Andrey Valentsov
Andrey Valentsov

Reputation: 41

How to compute several hashes at the same time?

I want to computes multiple hashes of the same file and save time by multiprocessing.

From what I see, reading a file from ssd is relatively fast, but hash computing is almost 4 times slower. If I want to compute 2 different hashes (md5 and sha), it's 8 times slower.
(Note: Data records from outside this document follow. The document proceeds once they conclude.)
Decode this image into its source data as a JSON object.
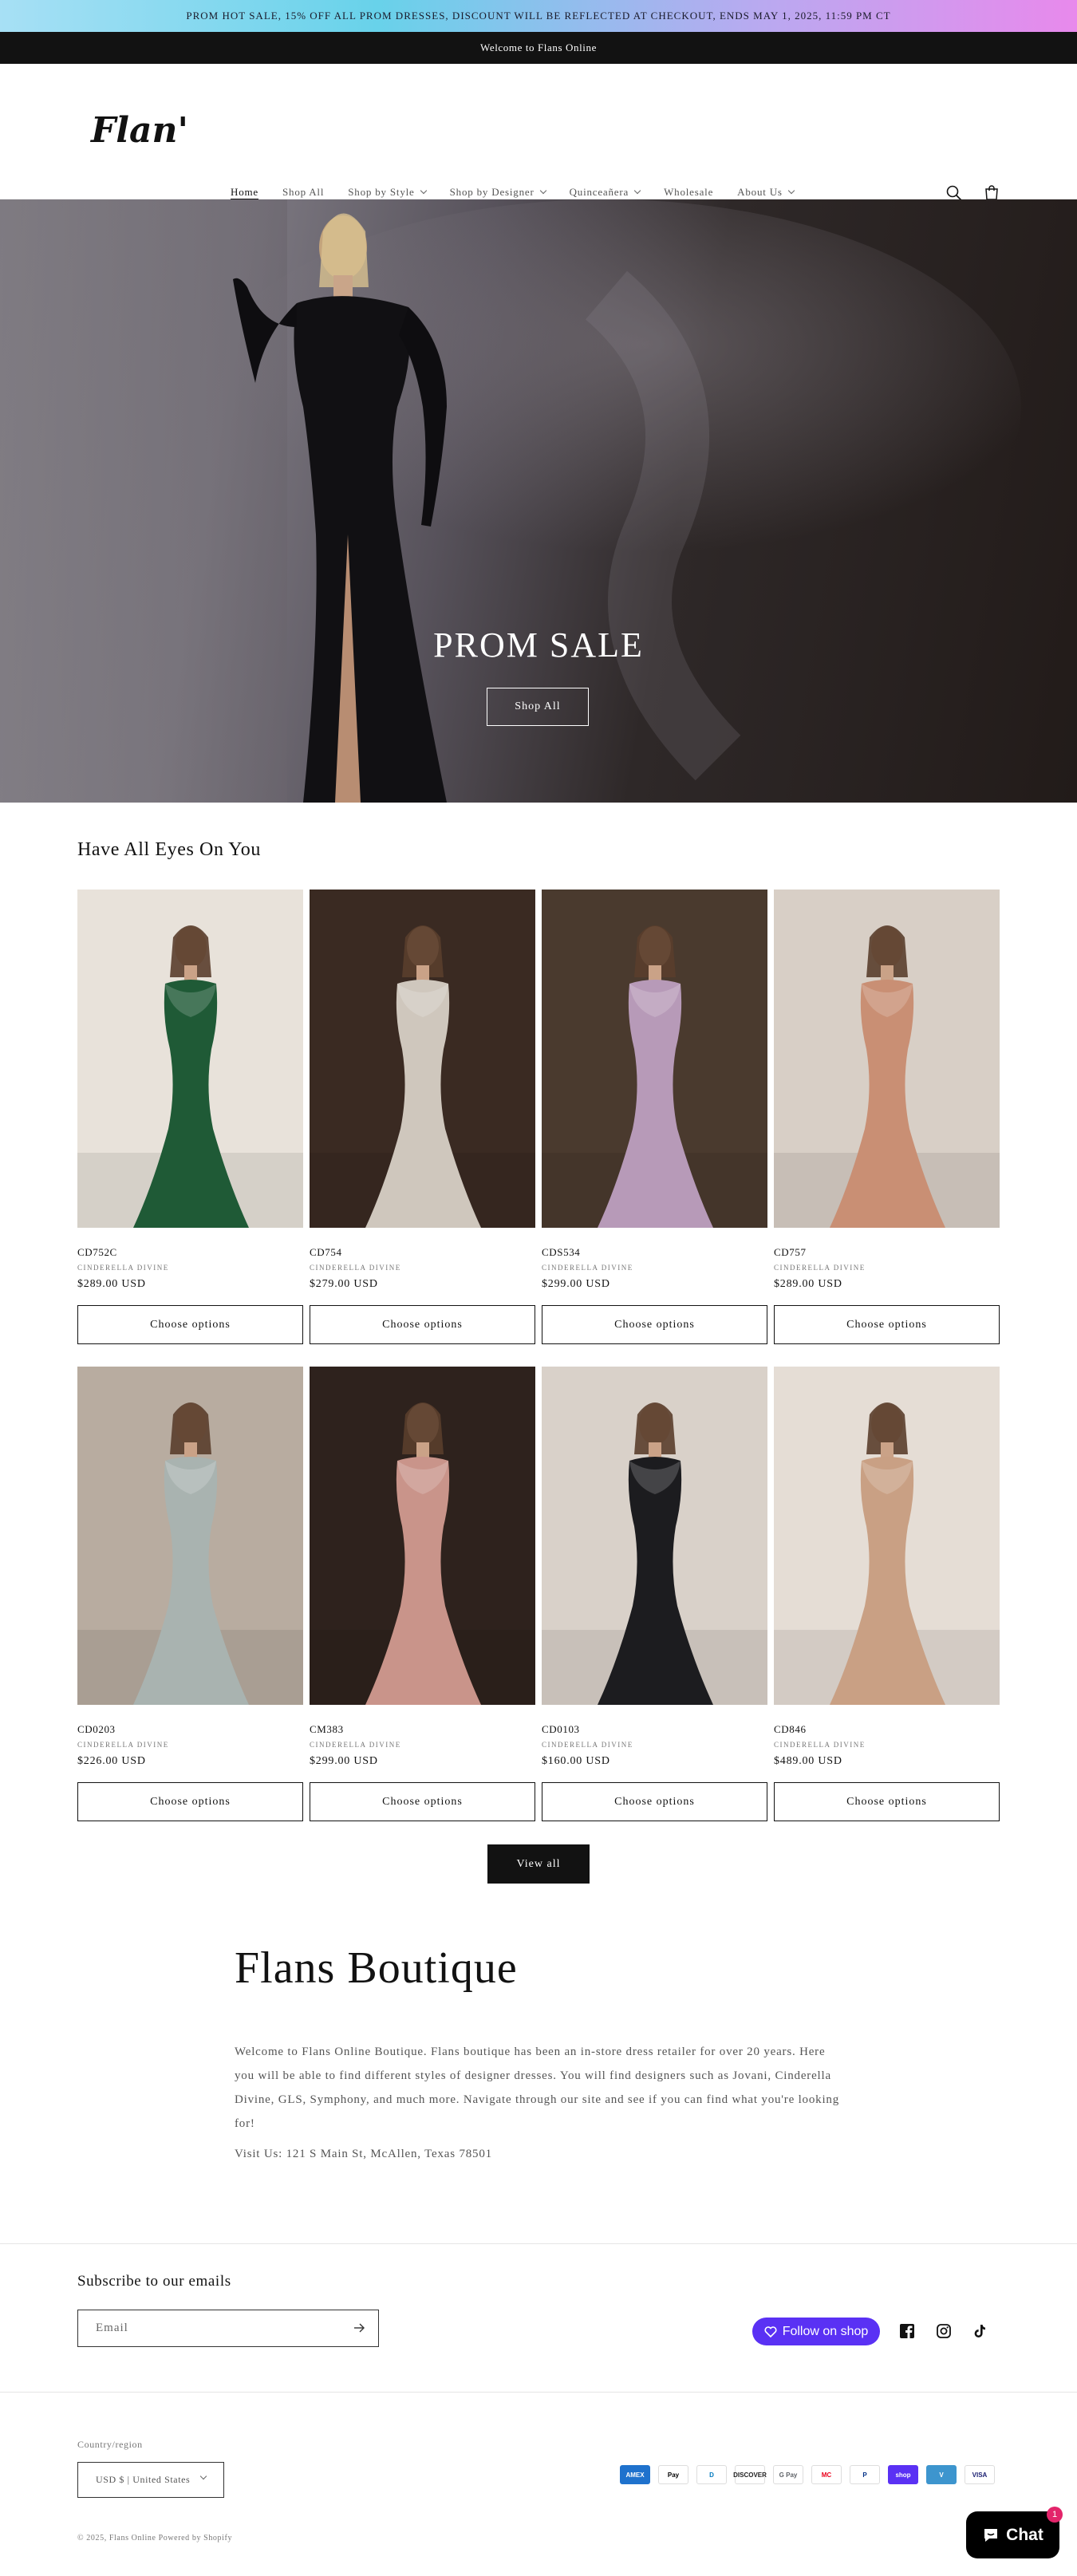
{
  "announcement": {
    "promo": "PROM HOT SALE, 15% OFF ALL PROM DRESSES, DISCOUNT WILL BE REFLECTED AT CHECKOUT, ENDS MAY 1, 2025, 11:59 PM CT",
    "welcome": "Welcome to Flans Online"
  },
  "header": {
    "logo_text": "Flan's",
    "nav": [
      {
        "label": "Home",
        "active": true,
        "dropdown": false
      },
      {
        "label": "Shop All",
        "active": false,
        "dropdown": false
      },
      {
        "label": "Shop by Style",
        "active": false,
        "dropdown": true
      },
      {
        "label": "Shop by Designer",
        "active": false,
        "dropdown": true
      },
      {
        "label": "Quinceañera",
        "active": false,
        "dropdown": true
      },
      {
        "label": "Wholesale",
        "active": false,
        "dropdown": false
      },
      {
        "label": "About Us",
        "active": false,
        "dropdown": true
      }
    ],
    "icons": [
      "search-icon",
      "cart-icon"
    ]
  },
  "hero": {
    "title": "PROM SALE",
    "button": "Shop All"
  },
  "collection": {
    "title": "Have All Eyes On You",
    "products": [
      {
        "name": "CD752C",
        "vendor": "CINDERELLA DIVINE",
        "price": "$289.00 USD",
        "button": "Choose options",
        "dress_color": "#1f5a36"
      },
      {
        "name": "CD754",
        "vendor": "CINDERELLA DIVINE",
        "price": "$279.00 USD",
        "button": "Choose options",
        "dress_color": "#cfc7bd"
      },
      {
        "name": "CDS534",
        "vendor": "CINDERELLA DIVINE",
        "price": "$299.00 USD",
        "button": "Choose options",
        "dress_color": "#b79ab8"
      },
      {
        "name": "CD757",
        "vendor": "CINDERELLA DIVINE",
        "price": "$289.00 USD",
        "button": "Choose options",
        "dress_color": "#c98f74"
      },
      {
        "name": "CD0203",
        "vendor": "CINDERELLA DIVINE",
        "price": "$226.00 USD",
        "button": "Choose options",
        "dress_color": "#a9b3b0"
      },
      {
        "name": "CM383",
        "vendor": "CINDERELLA DIVINE",
        "price": "$299.00 USD",
        "button": "Choose options",
        "dress_color": "#c9948a"
      },
      {
        "name": "CD0103",
        "vendor": "CINDERELLA DIVINE",
        "price": "$160.00 USD",
        "button": "Choose options",
        "dress_color": "#1c1c1f"
      },
      {
        "name": "CD846",
        "vendor": "CINDERELLA DIVINE",
        "price": "$489.00 USD",
        "button": "Choose options",
        "dress_color": "#c9a084"
      }
    ],
    "view_all": "View all"
  },
  "about": {
    "title": "Flans Boutique",
    "text": "Welcome to Flans Online Boutique. Flans boutique has been an in-store dress retailer for over 20 years. Here you will be able to find different styles of designer dresses. You will find designers such as Jovani, Cinderella Divine, GLS, Symphony, and much more. Navigate through our site and see if you can find what you're looking for!",
    "visit": "Visit Us: 121 S Main St, McAllen, Texas 78501"
  },
  "newsletter": {
    "title": "Subscribe to our emails",
    "placeholder": "Email",
    "follow": "Follow on shop",
    "social": [
      "facebook-icon",
      "instagram-icon",
      "tiktok-icon"
    ]
  },
  "footer": {
    "country_label": "Country/region",
    "country_value": "USD $ | United States",
    "payments": [
      {
        "name": "AMEX",
        "bg": "#1f72cd",
        "fg": "#ffffff"
      },
      {
        "name": "Pay",
        "bg": "#ffffff",
        "fg": "#000000"
      },
      {
        "name": "D",
        "bg": "#ffffff",
        "fg": "#0079be"
      },
      {
        "name": "DISCOVER",
        "bg": "#ffffff",
        "fg": "#222222"
      },
      {
        "name": "G Pay",
        "bg": "#ffffff",
        "fg": "#5f6368"
      },
      {
        "name": "MC",
        "bg": "#ffffff",
        "fg": "#eb001b"
      },
      {
        "name": "P",
        "bg": "#ffffff",
        "fg": "#003087"
      },
      {
        "name": "shop",
        "bg": "#5a31f4",
        "fg": "#ffffff"
      },
      {
        "name": "V",
        "bg": "#3d95ce",
        "fg": "#ffffff"
      },
      {
        "name": "VISA",
        "bg": "#ffffff",
        "fg": "#1a1f71"
      }
    ],
    "copyright": "© 2025, Flans Online Powered by Shopify"
  },
  "chat": {
    "label": "Chat",
    "badge": "1"
  }
}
I'd like to able to compute different hashes on different processor cores in parallel (up to 4, depending on the settings), but don't understand how I can get around GIL.

Here are is my current code (hash.py):

import hashlib
from io import DEFAULT_BUFFER_SIZE

file = 'test/file.mov' #50MG file

def hash_md5(file):
    md5 = hashlib.md5()
    with open(file, mode='rb') as fl:
        chunk = fl.read(DEFAULT_BUFFER_SIZE)
        while chunk:
            md5.update(chunk)
            chunk = fl.read(DEFAULT_BUFFER_SIZE)
    return md5.hexdigest()

def hash_sha(file):
    sha = hashlib.sha1()
    with open(file, mode='rb') as fl:
        chunk = fl.read(DEFAULT_BUFFER_SIZE)
        while chunk:
            sha.update(chunk)
            chunk = fl.read(DEFAULT_BUFFER_SIZE)
    return sha.hexdigest()

def hash_md5_sha(file):
    md5 = hashlib.md5()
    sha = hashlib.sha1()
    with open(file, mode='rb') as fl:
        chunk = fl.read(DEFAULT_BUFFER_SIZE)
        while chunk:
            md5.update(chunk)
            sha.update(chunk)
            chunk = fl.read(DEFAULT_BUFFER_SIZE)
    return md5.hexdigest(), sha.hexdigest()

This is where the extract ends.